Released in 2009, Black Pyramid’s first full-length was something of a revelation for my understanding of doom metal. Funneling obscure mysticism and exuberant retro riffs into a heavy and vintage doom sound, the self-titled is full of strange melodies and weird harmonies that, while obviously crushing, defy the conventions of the genre in a way still unmatched today: the pool of bands that sound like Black Pyramid is shockingly and frustratingly small. Bands have copied their subject matter and tones, sure, but their progressive-minded approach to riffing like motherfuckers is uncontested.

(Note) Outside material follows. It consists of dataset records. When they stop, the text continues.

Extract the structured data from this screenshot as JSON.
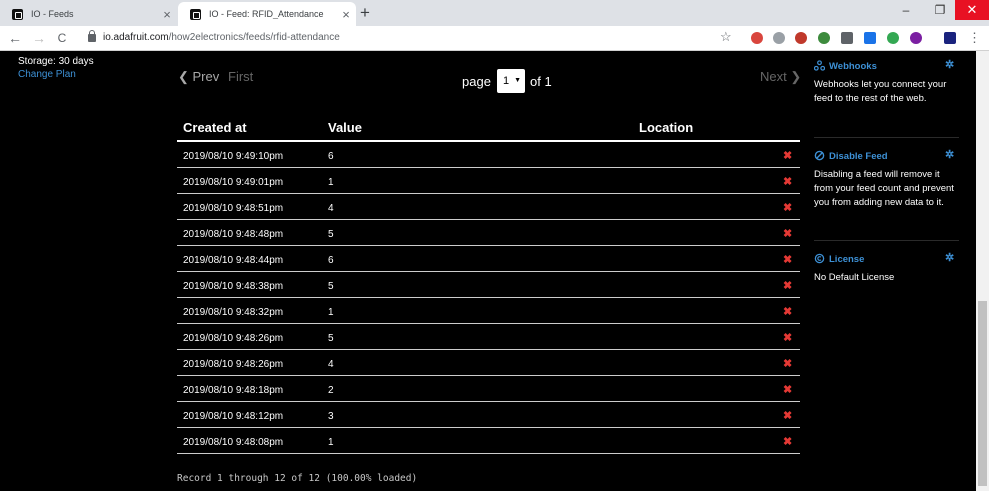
{
  "browser": {
    "tabs": [
      {
        "title": "IO - Feeds",
        "close": "×"
      },
      {
        "title": "IO - Feed: RFID_Attendance",
        "close": "×"
      }
    ],
    "new_tab": "+",
    "window": {
      "minimize": "–",
      "restore": "❐",
      "close": "✕"
    },
    "nav": {
      "back": "←",
      "forward": "→",
      "reload": "C"
    },
    "url_domain": "io.adafruit.com",
    "url_path": "/how2electronics/feeds/rfid-attendance",
    "star": "☆",
    "menu": "⋮",
    "extension_colors": [
      "#d9453d",
      "#9aa0a6",
      "#c0392b",
      "#3d8b3d",
      "#5f6368",
      "#1a73e8",
      "#34a853",
      "#7b1fa2",
      "#1a237e"
    ]
  },
  "account": {
    "storage": "Storage: 30 days",
    "change_plan": "Change Plan"
  },
  "pager": {
    "prev": "❮ Prev",
    "first": "First",
    "next": "Next ❯",
    "page_label": "page",
    "page_value": "1",
    "caret": "▼",
    "of": "of 1"
  },
  "table": {
    "headers": {
      "created": "Created at",
      "value": "Value",
      "location": "Location"
    },
    "rows": [
      {
        "created": "2019/08/10 9:49:10pm",
        "value": "6"
      },
      {
        "created": "2019/08/10 9:49:01pm",
        "value": "1"
      },
      {
        "created": "2019/08/10 9:48:51pm",
        "value": "4"
      },
      {
        "created": "2019/08/10 9:48:48pm",
        "value": "5"
      },
      {
        "created": "2019/08/10 9:48:44pm",
        "value": "6"
      },
      {
        "created": "2019/08/10 9:48:38pm",
        "value": "5"
      },
      {
        "created": "2019/08/10 9:48:32pm",
        "value": "1"
      },
      {
        "created": "2019/08/10 9:48:26pm",
        "value": "5"
      },
      {
        "created": "2019/08/10 9:48:26pm",
        "value": "4"
      },
      {
        "created": "2019/08/10 9:48:18pm",
        "value": "2"
      },
      {
        "created": "2019/08/10 9:48:12pm",
        "value": "3"
      },
      {
        "created": "2019/08/10 9:48:08pm",
        "value": "1"
      }
    ],
    "delete_glyph": "✖"
  },
  "record_info": "Record 1 through 12 of 12 (100.00% loaded)",
  "sidebar": {
    "webhooks": {
      "title": "Webhooks",
      "text": "Webhooks let you connect your feed to the rest of the web."
    },
    "disable": {
      "title": "Disable Feed",
      "text": "Disabling a feed will remove it from your feed count and prevent you from adding new data to it."
    },
    "license": {
      "title": "License",
      "text": "No Default License"
    },
    "gear": "✲"
  },
  "colors": {
    "accent": "#3d90d5",
    "delete": "#e53935",
    "background": "#000000"
  }
}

The album’s unusual tonality is backed up by an insanely strong understanding of momentum and song structure: verses charge through war-torn battle fields, choruses enthrone themselves within your mind, and every solo or melodic hook is perfectly placed. Clay Neely’s drumming lends cunning momentum, adding extra layers of delicious brutality to even the most normal of the riffs found here. As a final note, if you hit this album make sure you keep an eye out for the blatant, if delightful, Black Sabbath nod in “The Worm Ouroboros.” Frankly, if there isn’t even half of a Sabbath riff lurking somewhere in a doom album, why even bother?

Jon Rosenthal

Pan.Thy.Monium

dawn of dreams

Much like the same point I make about black metal, death metal has always been weird. Be it Larry Lalonde’s space cadet guitar work in early Possessed, Chuck Schuldiner’s progressive rock riffs, or, in the case of this week’s pick, Pan.Thy.Monium’s batshit insane compositions. I don’t even know how to describe this record. On one hand, this is very much a death metal record, but on the other… it’s like you gave a group of musicians a bunch of instruments, described death metal’s tenets, and told them to “make death metal.” This is the case for all Pan.Thy.Monium, but the band’s 1992 debut, which opens with a 22-minute epic, is definitely this group of Swedes at their most earnest and creative. Oh yeah, and this was one of the many Dan Swanö bands to appear in the ’90s, existing alongside the legendary Edge of Sanity.